Vi que se le endurecían los pezones a través de la fina tela del top. Arg. Apunté al suelo y me aparté de ella.
—Joder, ¿es que todos los vampiros de más de doscientos años sois igual de pervertidos?
—Yo tengo más de doscientos años —observó Jean-Claude.
—Como queríamos demostrar.
La risa que fluía de la boca de Yasmín me acariciaba la piel como un viento cálido. Ella siguió acercándoseme mientras yo retrocedía, hasta que me topé con la pared. Apoyó las manos a los lados de mis hombros, y empezó a flexionar los brazos para acortar la distancia.
—Creo que me apetece probarla —dijo.
Le hundí la pistola en las costillas, más abajo, para que no se restregara.
—Estoy en contra de los colmillos —dije.
—Qué chica más dura. —Se acercó hasta rozarme la frente con los labios—. Me gustan las chicas duras.
—Jean-Claude, haz algo antes de que muera alguien.
Yasmín se apartó de mí tanto como pudo sin quitar las manos de la pared y se humedeció los labios, sin mostrar apenas los colmillos. Después volvió a acercarse con los labios entreabiertos, pero no en dirección al cuello, sino a la boca. Así que quería probarme en el otro sentido. Pues no podía pegarle un tiro sólo por intentar besarme; tampoco se lo habría pegado a un hombre en esas circunstancias.
Su pelo, suave como la seda, me cubrió las manos. Sólo podía ver su cara, con unos ojos de un negro impoluto y unos labios que casi rozaban los míos. Tenía el aliento cálido y olía a pastillas de menta, pero debajo de ese toque de modernidad había algo más antiguo: el hedor de la sangre.
—Hueles a sangre pasada —susurré contra su boca.
—Ya lo sé —contestó, rozándome con los labios.
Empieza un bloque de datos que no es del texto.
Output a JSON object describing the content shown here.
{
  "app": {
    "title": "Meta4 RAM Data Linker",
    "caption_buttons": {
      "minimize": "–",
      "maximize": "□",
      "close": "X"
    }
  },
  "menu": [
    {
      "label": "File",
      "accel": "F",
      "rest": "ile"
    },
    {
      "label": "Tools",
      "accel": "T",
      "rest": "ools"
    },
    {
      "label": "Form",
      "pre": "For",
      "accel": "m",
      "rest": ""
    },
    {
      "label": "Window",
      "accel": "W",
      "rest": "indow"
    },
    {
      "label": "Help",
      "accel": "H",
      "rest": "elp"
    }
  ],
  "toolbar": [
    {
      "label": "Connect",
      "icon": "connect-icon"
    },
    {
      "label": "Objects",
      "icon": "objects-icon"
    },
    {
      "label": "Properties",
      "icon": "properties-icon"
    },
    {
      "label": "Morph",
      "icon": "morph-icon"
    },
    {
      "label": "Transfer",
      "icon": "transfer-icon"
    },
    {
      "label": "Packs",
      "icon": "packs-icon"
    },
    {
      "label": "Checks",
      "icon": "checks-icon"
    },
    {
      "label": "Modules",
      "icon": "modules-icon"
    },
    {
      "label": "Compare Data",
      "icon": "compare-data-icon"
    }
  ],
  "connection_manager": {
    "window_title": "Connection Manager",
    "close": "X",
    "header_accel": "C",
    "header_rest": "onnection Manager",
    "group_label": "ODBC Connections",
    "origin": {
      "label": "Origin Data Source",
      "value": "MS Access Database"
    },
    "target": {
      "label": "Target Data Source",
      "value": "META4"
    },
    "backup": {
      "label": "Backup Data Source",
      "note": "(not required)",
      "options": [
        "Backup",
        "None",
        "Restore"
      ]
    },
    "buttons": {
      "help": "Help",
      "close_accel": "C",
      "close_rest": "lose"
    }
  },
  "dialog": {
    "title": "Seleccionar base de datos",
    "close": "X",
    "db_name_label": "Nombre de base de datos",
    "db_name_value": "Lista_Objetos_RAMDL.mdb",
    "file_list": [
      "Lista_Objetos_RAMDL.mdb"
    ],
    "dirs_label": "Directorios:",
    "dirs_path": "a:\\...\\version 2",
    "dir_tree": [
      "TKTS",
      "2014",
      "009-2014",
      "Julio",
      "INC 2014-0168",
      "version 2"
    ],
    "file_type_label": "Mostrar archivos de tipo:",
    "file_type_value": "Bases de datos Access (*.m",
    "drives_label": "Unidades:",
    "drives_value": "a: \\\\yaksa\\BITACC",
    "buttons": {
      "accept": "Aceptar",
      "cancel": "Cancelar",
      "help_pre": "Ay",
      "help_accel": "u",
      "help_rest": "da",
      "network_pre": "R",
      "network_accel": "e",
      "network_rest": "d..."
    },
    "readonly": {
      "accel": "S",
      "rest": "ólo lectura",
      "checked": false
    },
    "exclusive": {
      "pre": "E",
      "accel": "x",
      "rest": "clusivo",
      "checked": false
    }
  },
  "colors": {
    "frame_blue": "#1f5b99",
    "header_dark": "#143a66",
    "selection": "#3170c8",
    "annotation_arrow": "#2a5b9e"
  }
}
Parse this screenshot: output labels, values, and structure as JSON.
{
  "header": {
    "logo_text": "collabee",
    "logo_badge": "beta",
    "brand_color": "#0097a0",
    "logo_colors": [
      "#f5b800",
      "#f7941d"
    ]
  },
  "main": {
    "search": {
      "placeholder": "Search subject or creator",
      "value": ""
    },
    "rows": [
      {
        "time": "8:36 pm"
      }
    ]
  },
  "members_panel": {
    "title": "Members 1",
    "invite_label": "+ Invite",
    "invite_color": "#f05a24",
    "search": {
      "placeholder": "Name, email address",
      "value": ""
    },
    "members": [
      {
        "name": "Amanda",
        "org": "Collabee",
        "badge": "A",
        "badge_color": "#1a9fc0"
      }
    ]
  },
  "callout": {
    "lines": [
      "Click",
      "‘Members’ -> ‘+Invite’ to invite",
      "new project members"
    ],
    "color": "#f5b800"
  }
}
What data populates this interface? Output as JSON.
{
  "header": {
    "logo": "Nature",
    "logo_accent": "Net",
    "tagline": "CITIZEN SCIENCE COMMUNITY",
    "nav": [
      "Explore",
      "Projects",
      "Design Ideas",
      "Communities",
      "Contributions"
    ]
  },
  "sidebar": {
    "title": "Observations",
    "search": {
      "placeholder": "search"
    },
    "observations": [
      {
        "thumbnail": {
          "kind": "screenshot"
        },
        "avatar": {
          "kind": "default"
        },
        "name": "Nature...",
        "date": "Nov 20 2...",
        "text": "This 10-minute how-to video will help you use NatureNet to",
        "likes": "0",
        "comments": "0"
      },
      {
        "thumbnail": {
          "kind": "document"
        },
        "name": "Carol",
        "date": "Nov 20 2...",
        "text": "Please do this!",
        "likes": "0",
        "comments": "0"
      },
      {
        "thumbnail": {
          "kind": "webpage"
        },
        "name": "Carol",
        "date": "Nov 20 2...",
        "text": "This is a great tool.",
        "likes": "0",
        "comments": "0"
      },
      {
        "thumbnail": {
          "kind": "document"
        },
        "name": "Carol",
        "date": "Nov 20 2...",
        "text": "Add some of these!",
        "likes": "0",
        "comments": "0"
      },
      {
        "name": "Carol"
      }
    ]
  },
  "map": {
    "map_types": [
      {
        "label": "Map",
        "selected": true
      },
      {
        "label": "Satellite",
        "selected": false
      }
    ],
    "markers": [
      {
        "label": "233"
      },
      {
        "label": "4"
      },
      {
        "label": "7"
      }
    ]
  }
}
Me besó con delicadeza y noté que se le formaba una sonrisa.
Se abrió la puerta, que nos estampó contra la pared. Yasmín se incorporó, pero no apartó las manos. Las dos nos volvimos: una mujer de pelo clarísimo miraba a su alrededor. Al vernos abrió desmesuradamente los ojos, de un azul muy claro. Soltó un grito lleno de cólera.
—¡Aparta de ella!
—¿Me dice a mí? —le pregunté a Yasmín.
—Sí —contestó la vampira, divertida por la situación.
A la otra mujer no parecía hacerle gracia; corrió hacia nosotras con los brazos extendidos y las manos crispadas como garras. Yasmín la atrapó con un movimiento tan rápido que sólo vi un borrón, y la sujetó mientras ella seguía intentando alcanzarme.
—¿Qué coño pasa? —pregunté.
—Se llama Marguerite. Es la sierva humana de Yasmín —contestó Jean-Claude—. Tiene miedo de que se la robes.
—No la quiero para nada. —Yasmín me miró cabreada. ¿La había ofendido? Esperaba que sí—. Mira, Marguerite, Yasmín es toda tuya, ¿vale?
La mujer soltó un sonido gutural; supuse que sería guapa, pero la rabia la había transfigurado. No había visto nunca una cólera tan visceral. Con pistola y todo, me acojoné.
Yasmín tuvo que cogerla en vilo, y ella siguió agitando brazos y piernas en el aire.
—Me temo que no se calmará hasta haber satisfecho el desafío —dijo la vampira.
—¿Qué desafío? —pregunté yo.
—Has puesto en entredicho sus derechos sobre mí.
—Más quisieras. —Yasmín sonrió. Probablemente, la serpiente le dedicó a Eva la misma sonrisa: afable, divertida, temible—. No sé de qué va esto —añadí, mirando a Jean-Claude—, pero he venido a otra cosa. No me interesan los vampiros, y mucho menos las vampiras.